Earlier this year, Fort Worth City Council welcomed five new council members and a new mayor. Following a unanimous vote Sept. 28, the council will also have a new schedule beginning in November.

The resolution created a new scheduling structure where City Council will continue to meet most Tuesdays, but with changes to meeting type and variation in time of day.

Beginning this November, Fort Worth City Council will meet on the first and third Tuesday of each month beginning at noon with its executive session. The council will then have its work session at 1 p.m. Then, at 6 p.m. on each first and third Tuesday, council will meet specifically for the purpose of public presentations.

This is a change from a previous format in which time set aside for public presentation—wherein citizens can speak to a broad range of concerns that do not have to pertain to a specific item on that meeting’s agenda—was scheduled toward the end of most regular meetings.

On the second and fourth Tuesdays, City Council will have its regular meetings, without work sessions beforehand, but those respective meetings will be at different times.


The second Tuesday meetings will begin at 6 p.m. and include the council’s monthly docket of zoning cases to be heard. The fourth Tuesday meetings will begin at 10 a.m.

During these regular meetings, there will be no formal public presentation item on the agenda, and residents will still have the opportunity to speak about specific items on the agenda for that meeting.

The change is effective for the months of November and December this year, as well as the entirety of 2022. A calendar attached to the resolution reflected some variation to the outline, accounting for holidays and other situations.

Currently, Fort Worth City Council meets most Tuesdays beginning at 3 p.m. for work sessions and 7 p.m. for regular meetings, with its executive session built into the regular meetings.


At Fort Worth Mayor Mattie Parker’s request, City Attorney Sarah Fullenwider and her staff looked into the practices of other large cities in Texas, including Dallas, Austin, Houston and San Antonio, as well as similarly-sized cities from around the country.

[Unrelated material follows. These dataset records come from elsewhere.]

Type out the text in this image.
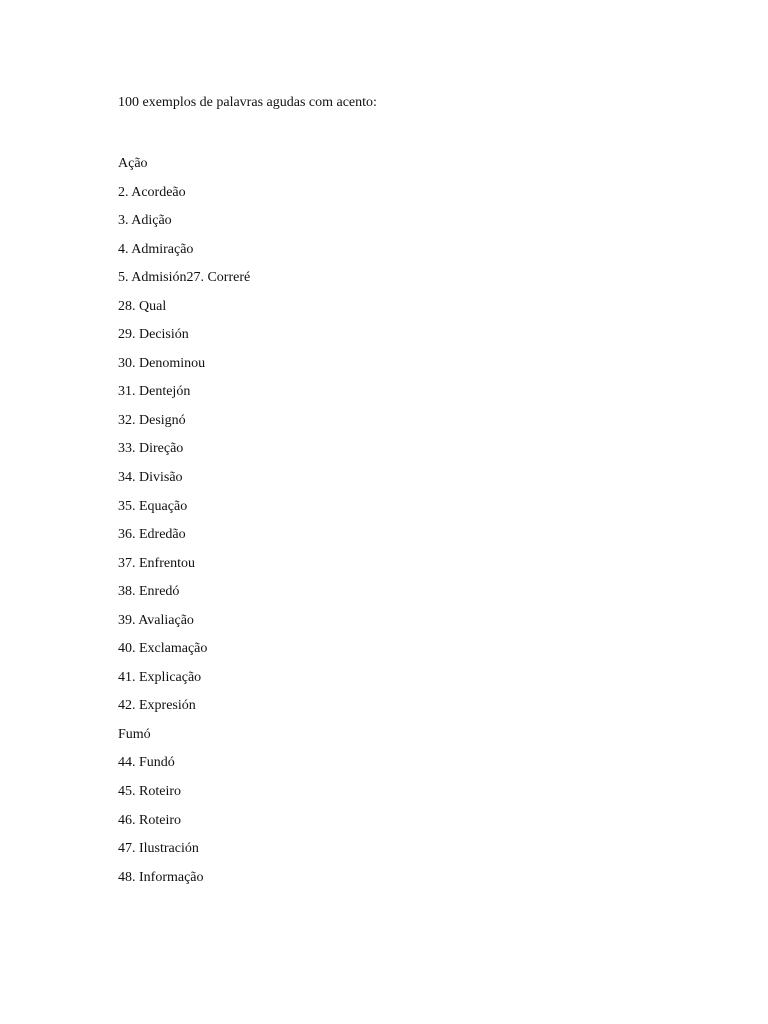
100 exemplos de palavras agudas com acento:

Ação
2. Acordeão
3. Adição
4. Admiração
5. Admisión27. Correré
28. Qual
29. Decisión
30. Denominou
31. Dentejón
32. Designó
33. Direção
34. Divisão
35. Equação
36. Edredão
37. Enfrentou
38. Enredó
39. Avaliação
40. Exclamação
41. Explicação
42. Expresión
Fumó
44. Fundó
45. Roteiro
46. Roteiro
47. Ilustración
48. Informação
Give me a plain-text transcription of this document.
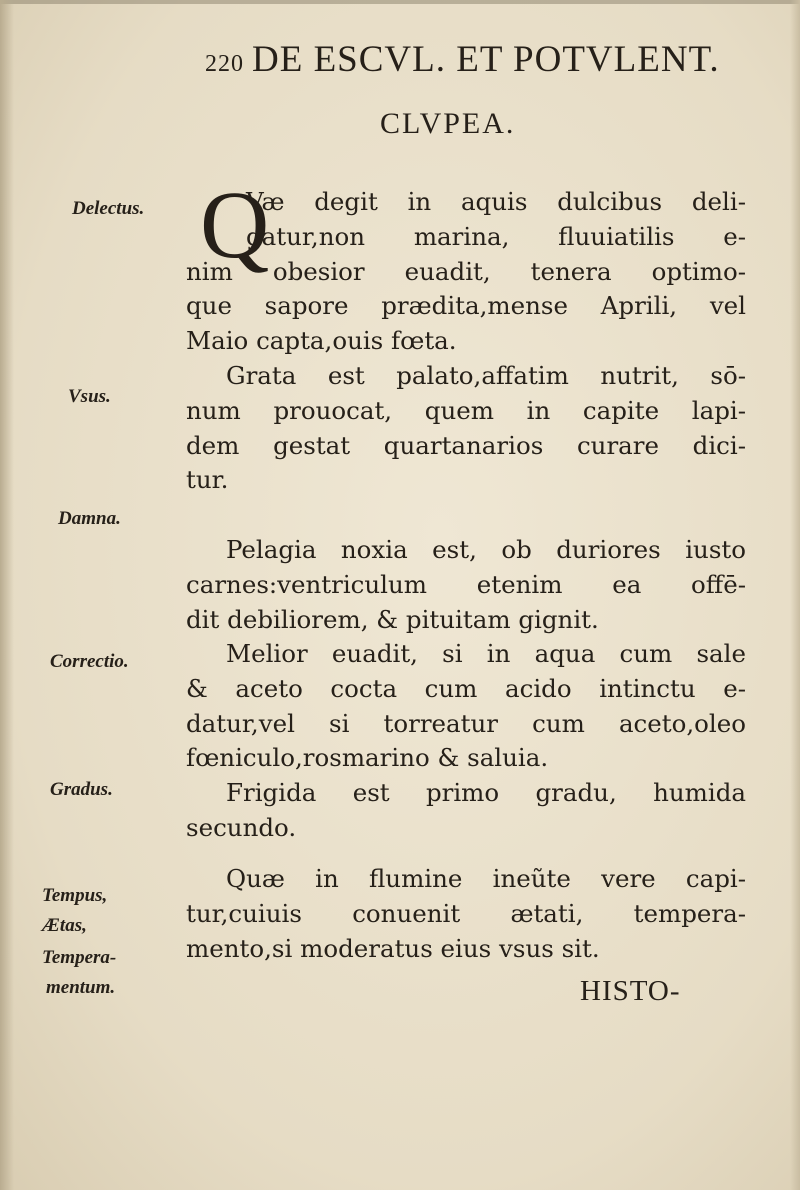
220 DE ESCVL. ET POTVLENT.
CLVPEA.
Delectus.
Vsus.
Damna.
Correctio.
Gradus.
Tempus,
Ætas,
Tempera-
mentum.
Q
Væ degit in aquis dulcibus deli-
gatur,non marina, fluuiatilis e-
nim obesior euadit, tenera optimo-
que sapore prædita,mense Aprili, vel
Maio capta,ouis fœta.
Grata est palato,affatim nutrit, sō-
num prouocat, quem in capite lapi-
dem gestat quartanarios curare dici-
tur.
Pelagia noxia est, ob duriores iusto
carnes:ventriculum etenim ea offē-
dit debiliorem, & pituitam gignit.
Melior euadit, si in aqua cum sale
& aceto cocta cum acido intinctu e-
datur,vel si torreatur cum aceto,oleo
fœniculo,rosmarino & saluia.
Frigida est primo gradu, humida
secundo.
Quæ in flumine ineũte vere capi-
tur,cuiuis conuenit ætati, tempera-
mento,si moderatus eius vsus sit.
HISTO-
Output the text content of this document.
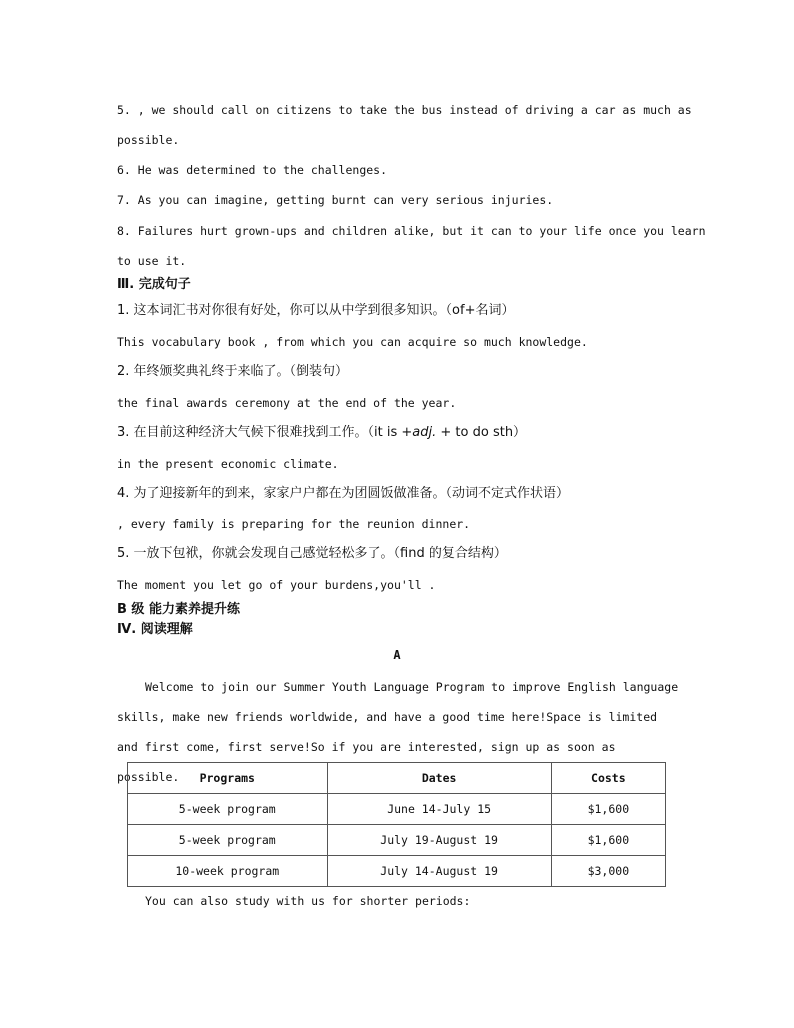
5. , we should call on citizens to take the bus instead of driving a car as much as
possible.
6. He was determined to the challenges.
7. As you can imagine, getting burnt can very serious injuries.
8. Failures hurt grown-ups and children alike, but it can to your life once you learn
to use it.
Ⅲ. 完成句子
1. 这本词汇书对你很有好处，你可以从中学到很多知识。（of+名词）
This vocabulary book , from which you can acquire so much knowledge.
2. 年终颁奖典礼终于来临了。（倒装句）
the final awards ceremony at the end of the year.
3. 在目前这种经济大气候下很难找到工作。（it is +adj. + to do sth）
in the present economic climate.
4. 为了迎接新年的到来，家家户户都在为团圆饭做准备。（动词不定式作状语）
, every family is preparing for the reunion dinner.
5. 一放下包袱，你就会发现自己感觉轻松多了。（find 的复合结构）
The moment you let go of your burdens,you'll .
B 级 能力素养提升练
Ⅳ. 阅读理解
A
Welcome to join our Summer Youth Language Program to improve English language skills, make new friends worldwide, and have a good time here!Space is limited and first come, first serve!So if you are interested, sign up as soon as possible.	Programs	Dates	Costs
5-week program	June 14-July 15	$1,600
5-week program	July 19-August 19	$1,600
10-week program	July 14-August 19	$3,000
You can also study with us for shorter periods:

During a work session Sept. 21 during which council received a presentation on the proposed changes, Fullenwider told council members that her team felt the recommended schedule changes built on the best practices of those cities. Her team found in its research that Fort Worth was the only city of those reviewed to have its work sessions and regular meetings on the same day and the only city to have its meetings at night.

At the work session, Parker talked about bandwidth for herself, council and staff, and she suggested the changes would help council and city staff involved remain fresh for each individual meeting, a point she reiterated before the Sept. 28 vote.

“The purpose of this schedule change is for efficiency—not only for those of us who sit on this dais, but for city staff and, more importantly, for the citizens of Fort Worth,” Parker said, later adding, “We will still remain one of the most transparent, most accessible City Councils in the country.”


Council Member Elizabeth Beck praised the varied meeting times as opening up the city’s business to be more accessible to residents who work at night, and Cary Moon, whose District 4 includes parts of Northeast Fort Worth, spoke about the importance of the change to having public presentation set at 6 p.m. twice a month, noting in the past it could occur late in the evening.

“Moving [public presentation] to the front of the meeting is more considerate for those folks who want their voice heard,” Moon said.

Fullenwider explained to City Council on Sept. 28 that the city’s charter does not mandate nighttime meetings or even that the city meet on Tuesdays, specifically—just that it meet no less than 44 times per year.

Because this change was done via resolution, it could be altered or reversed in the same fashion, she explained.